I can't remember a legit time when she actually said the first two, but they sound like things she says and I know for sure she said the last one because when I heard it was when I felt the urge to write this post.
No one says girlfriend anymore.
I know people used to say it a lot. I seem to remember hearing it a lot in the 90's and early 2000's but I just don't hear it anymore, I just don't think anyone says it and if you ask me why, I think it's because it's actually an entirely homophobic term to use.
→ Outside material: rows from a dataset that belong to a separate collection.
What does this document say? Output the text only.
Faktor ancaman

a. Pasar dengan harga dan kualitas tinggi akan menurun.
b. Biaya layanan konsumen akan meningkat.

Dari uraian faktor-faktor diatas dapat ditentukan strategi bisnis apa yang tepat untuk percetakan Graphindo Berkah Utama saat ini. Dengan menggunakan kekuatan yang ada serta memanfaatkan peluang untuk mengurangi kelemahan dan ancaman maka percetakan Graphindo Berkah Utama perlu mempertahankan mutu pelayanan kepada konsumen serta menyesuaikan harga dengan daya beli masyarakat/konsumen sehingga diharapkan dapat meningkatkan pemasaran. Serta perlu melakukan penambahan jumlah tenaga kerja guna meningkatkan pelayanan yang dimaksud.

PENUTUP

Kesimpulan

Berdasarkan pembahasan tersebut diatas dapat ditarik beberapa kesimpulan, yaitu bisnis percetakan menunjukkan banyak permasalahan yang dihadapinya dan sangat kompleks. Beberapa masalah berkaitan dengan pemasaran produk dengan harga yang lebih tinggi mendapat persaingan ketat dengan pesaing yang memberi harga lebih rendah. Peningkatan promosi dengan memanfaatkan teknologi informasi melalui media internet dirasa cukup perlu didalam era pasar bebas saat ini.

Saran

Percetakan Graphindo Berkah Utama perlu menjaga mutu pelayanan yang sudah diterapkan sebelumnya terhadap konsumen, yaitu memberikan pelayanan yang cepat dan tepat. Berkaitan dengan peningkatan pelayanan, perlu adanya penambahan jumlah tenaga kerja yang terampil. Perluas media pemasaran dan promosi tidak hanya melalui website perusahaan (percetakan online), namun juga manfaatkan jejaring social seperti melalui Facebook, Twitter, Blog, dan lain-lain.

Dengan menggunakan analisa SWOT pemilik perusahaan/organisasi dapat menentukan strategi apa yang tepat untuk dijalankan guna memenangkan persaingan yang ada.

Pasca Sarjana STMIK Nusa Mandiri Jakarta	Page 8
For one thing, men don't use it. You never hear guys say "yeah just off to play golf with my boyfriends," "might pop down the pub later to meet some of my boyfriends." It's due to the greater fear among males to appear at all homosexual, women, for some reason, have always had greater boundaries for how close they can get to their same sex friends without seeming gay. The fact that men don't use boyfriend to describe their friends arises from a homophobic origin but is (unwittingly, I know)
more appropriate today.
The thing is, is that to use the term to describe someone you're NOT in a relationship with goes hand in hand with a general assumption that ALL relationships are heterosexual. Because think about it, it's totally ok to call your platonic female friend your "girlfriend" because no one will think she is actually your girlfriend in a lover kind of way because that's not "normal."
This is why I think the term has fallen out of use. We live in a gradually more open and educated society and people realise I guess, whether it's a concious realisation or not, that it's a bit wrong to call someone your girlfriend if you just mean friend-that-is-a-girl when the term has a much deeper meaning for other females. Ditto boyfriend for guys-that-are-my-mates if you're a guy who ever used it that way. That's another point - no one ever says boy/girlfriend in reference to a member of the opposite sex who is a platonic friend. Don't want people thinking you're in a relationship! But it's ok with same sex because no one will assume we're together. Do you see what I mean?
I wouldn't call my friends that are girls my girlfriends because what does that mean for my lesbian friends when they call their actual girlfriends their girlfriend? It's not all on the same level.
And it's wrong that people assume when you say "girlfriend" as a female you mean "friend that is female" because behind that is an assumption that relationships on the deeper level are only heterosexual.